Ken Krenzel's Ingenuities
Written by Stephen Minch Illustrated by Kelly Lyles

Published by Hermetic Press
Reviewed by Anthony Owen

I first became acquainted with Dr. Ken Krenzel during my three month tour of the United States in 1990. As one of the attendees at the weekday lunches at the Madison Hotel off Broadway and the Saturday afternoon Reubens' restaurant mega-sessions I got to witness some of his highly impressive technical skills and later, through the pages of his 1978 book - The Card Classics of Ken Krenzel (written and published by Harry Lorayne), got to know admire his work further and added some of his handlings for classic sleights to my arsenal.

His new 210 page book reveals that the past two decades have seen a move away from technique towards (as the book title indicates) ingenuity. He has also developed a keen awareness of the elements which strengthen a close-up performance, with several of the routines taking place in the spectators' hands. In his telling 'Primordia Rerum', titled Magical Magic, he writes "Though I am a practitioner and lover of pure sleight of hand, I nevertheless believe that dexterity alone can sometimes be counterproductive to the performance of truly astonishing magic." 

The opening chapter in this clearly written and illustrated book is titled 'Out of Hand' and provides 'hands-off' handlings for the Ambitious Card, Any Card at Any Number (often referred to, although not in this text, as 'The Berglas Effect'), Paul Curry's Open Prediction, a sandwich effect and a couple of card forces. Almost all of these sequences are relatively 'sleight-free' (a term he feels is more appropriate than 'self-working', which he feels - and I wholeheartedly agree - "tends to trivialize the role of the performer, focusing rather on the ease of execution.") utilising - as he does in other routines in this book - the intelligent properties of gimmicks and gaffs, an element missing completely from his earlier published work.
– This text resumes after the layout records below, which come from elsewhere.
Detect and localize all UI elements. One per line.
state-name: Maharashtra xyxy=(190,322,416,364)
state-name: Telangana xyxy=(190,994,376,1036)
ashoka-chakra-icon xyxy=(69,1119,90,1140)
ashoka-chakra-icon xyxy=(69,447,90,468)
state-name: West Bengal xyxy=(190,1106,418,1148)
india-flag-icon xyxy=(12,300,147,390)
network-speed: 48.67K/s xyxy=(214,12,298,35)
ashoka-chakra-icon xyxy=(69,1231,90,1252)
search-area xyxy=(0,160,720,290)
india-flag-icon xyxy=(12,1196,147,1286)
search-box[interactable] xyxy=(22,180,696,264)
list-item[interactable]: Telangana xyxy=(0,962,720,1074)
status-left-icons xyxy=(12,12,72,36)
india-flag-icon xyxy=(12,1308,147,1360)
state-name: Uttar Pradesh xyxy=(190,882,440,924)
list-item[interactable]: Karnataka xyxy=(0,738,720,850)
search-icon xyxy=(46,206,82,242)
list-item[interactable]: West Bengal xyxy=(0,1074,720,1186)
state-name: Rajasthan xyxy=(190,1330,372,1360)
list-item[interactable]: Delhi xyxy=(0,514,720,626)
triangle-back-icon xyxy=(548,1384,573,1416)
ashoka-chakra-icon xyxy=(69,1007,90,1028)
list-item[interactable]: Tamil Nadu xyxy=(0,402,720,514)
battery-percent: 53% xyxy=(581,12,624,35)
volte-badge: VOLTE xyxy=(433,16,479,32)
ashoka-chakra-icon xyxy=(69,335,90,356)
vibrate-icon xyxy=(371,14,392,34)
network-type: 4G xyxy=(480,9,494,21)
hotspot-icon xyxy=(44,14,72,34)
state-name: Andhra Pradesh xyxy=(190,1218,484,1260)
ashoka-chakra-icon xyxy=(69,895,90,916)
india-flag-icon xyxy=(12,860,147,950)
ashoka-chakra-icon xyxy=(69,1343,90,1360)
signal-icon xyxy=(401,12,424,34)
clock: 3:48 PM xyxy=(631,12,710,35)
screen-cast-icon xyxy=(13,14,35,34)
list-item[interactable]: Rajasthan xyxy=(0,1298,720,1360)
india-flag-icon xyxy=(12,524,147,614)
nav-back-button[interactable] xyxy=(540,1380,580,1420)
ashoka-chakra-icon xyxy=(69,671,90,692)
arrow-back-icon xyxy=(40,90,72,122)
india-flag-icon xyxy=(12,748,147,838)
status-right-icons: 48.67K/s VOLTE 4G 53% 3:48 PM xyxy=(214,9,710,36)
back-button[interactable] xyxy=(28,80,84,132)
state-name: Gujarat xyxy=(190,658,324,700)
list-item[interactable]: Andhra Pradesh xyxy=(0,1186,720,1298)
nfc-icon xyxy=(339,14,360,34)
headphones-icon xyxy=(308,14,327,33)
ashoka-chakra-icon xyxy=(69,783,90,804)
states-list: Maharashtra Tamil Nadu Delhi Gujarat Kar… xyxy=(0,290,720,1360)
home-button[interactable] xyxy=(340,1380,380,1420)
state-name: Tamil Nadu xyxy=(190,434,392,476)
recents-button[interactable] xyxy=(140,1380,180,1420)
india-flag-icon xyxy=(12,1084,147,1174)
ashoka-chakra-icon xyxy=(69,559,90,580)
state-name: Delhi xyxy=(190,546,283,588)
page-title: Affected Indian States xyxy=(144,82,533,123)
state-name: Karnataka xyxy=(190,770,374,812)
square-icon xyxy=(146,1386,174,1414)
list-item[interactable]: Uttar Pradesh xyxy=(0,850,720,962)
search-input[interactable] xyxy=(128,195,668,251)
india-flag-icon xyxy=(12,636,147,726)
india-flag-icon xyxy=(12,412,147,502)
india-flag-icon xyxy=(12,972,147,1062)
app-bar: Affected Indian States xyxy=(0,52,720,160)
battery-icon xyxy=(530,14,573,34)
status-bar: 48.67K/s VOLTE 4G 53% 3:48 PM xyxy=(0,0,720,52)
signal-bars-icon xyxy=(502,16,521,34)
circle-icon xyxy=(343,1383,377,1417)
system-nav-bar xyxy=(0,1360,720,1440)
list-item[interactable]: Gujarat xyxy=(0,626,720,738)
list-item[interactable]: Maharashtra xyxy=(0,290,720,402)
However, chapter two, Things Change, deals with card changes and contains several sequences which will please those who prefer to concentrate upon perfect technique rather than an audience. (People that Jon Racherbaumer refers to in his Introduction to this book, when he romantically writes about Minch's term 'Cardopia' "where cardmen aspire, inspire and perspire. It is a world of dysphoric, driven souls who seek, celebrate and sometimes create the Real Work. It is a wild arena of abstractions.") Although, having said that, I suspect that the two relatively undemanding visual face up changes of an outjogged card, as it is propelled around the edges of a face down pack, will became the most popular and performed items from this book. 

The next chapter, 'Escaping Cardville', contains a batch of items with coins and 'The Million Penny Mystery', an impressive sequence with a pencil which is worthy of the careful audience management required to create a situation in which it can be performed. 'Pocket Passport' is my favourite item from this chapter - a no-gaff Copper Silver transposition in which the spectator possesses both coin when the transposition occurs.

Chapter four, 'New Tools', contains some bright ideas on Franklin V. Taylor's Peek Deck, a full deck false cut, the top cover dribble pass, a simple and effective steal from fan to bottom palm, a visual change of a spread of cards and a simple and deceptive false insertion move. Anyone searching for, or currently utilising, variants of these utilities will find something of interest here.

The final bulging chapter, 'Tall Tales and Short Cons', contains a collective of feature routines. A number of these require certain specific conditions for their performance as they require lapping, angle palms etc. My personal favourites from this chapter, which can all be performed 'standing up surrounded', are 'Cloning Queens', in which single cards are visibly split into two, 'Gravity Travelers', an ingenious handling of the "twentieth century classic" 'four cards to pocket' sequence (ref. Stars of Magic) which utilises intelligent structure to do away with the usual challenging one handed top palm and 'Fired Up' a variant on Larry Becker and Kenton Knepper's marketed 'Kolossal Killer'. I found this last item of particular interest as I have previously published a version of the effect which was developed, along with Circle members Marc Paul and Andy Stone, during the Third Opus Isle of Man Congress. (Our version can be found in The Magicians' Yearbook 1997 published by Dynamic Fx.) Fans of this effect should check out Krenzel's version in this book which has the bonus of requiring a single regular deck.

I enjoyed the ingenious thinking displayed in the magic in this book. However, the highlight for me was Krenzel's opening essay on Magical Magic, which maintained the high standard of intelligent writing featured in Hermetic Press' 1996 hits 'The Books of Wonder' and 'Card College Volume Two'. In a book packed with material that focuses upon the specific positions of props in the performer's - and spectators' - hands it is heartening to read at the outset "You are the most important ingredient in the art of making your magic magical. If you are an interesting, genuinely nice person, without hubris, who respects your audiences, then they will accept your offerings and willingly enter your magical wonderland....A mediocre musician may be technically adroit, but without 'soul' he can never capture the full beauty and spirit of the music as envisioned by its composer. Similarly, magicians who focus on dexterity and fail to develop presentational skills, especially those of spectator management, can never fully realize their potential as magical magicians."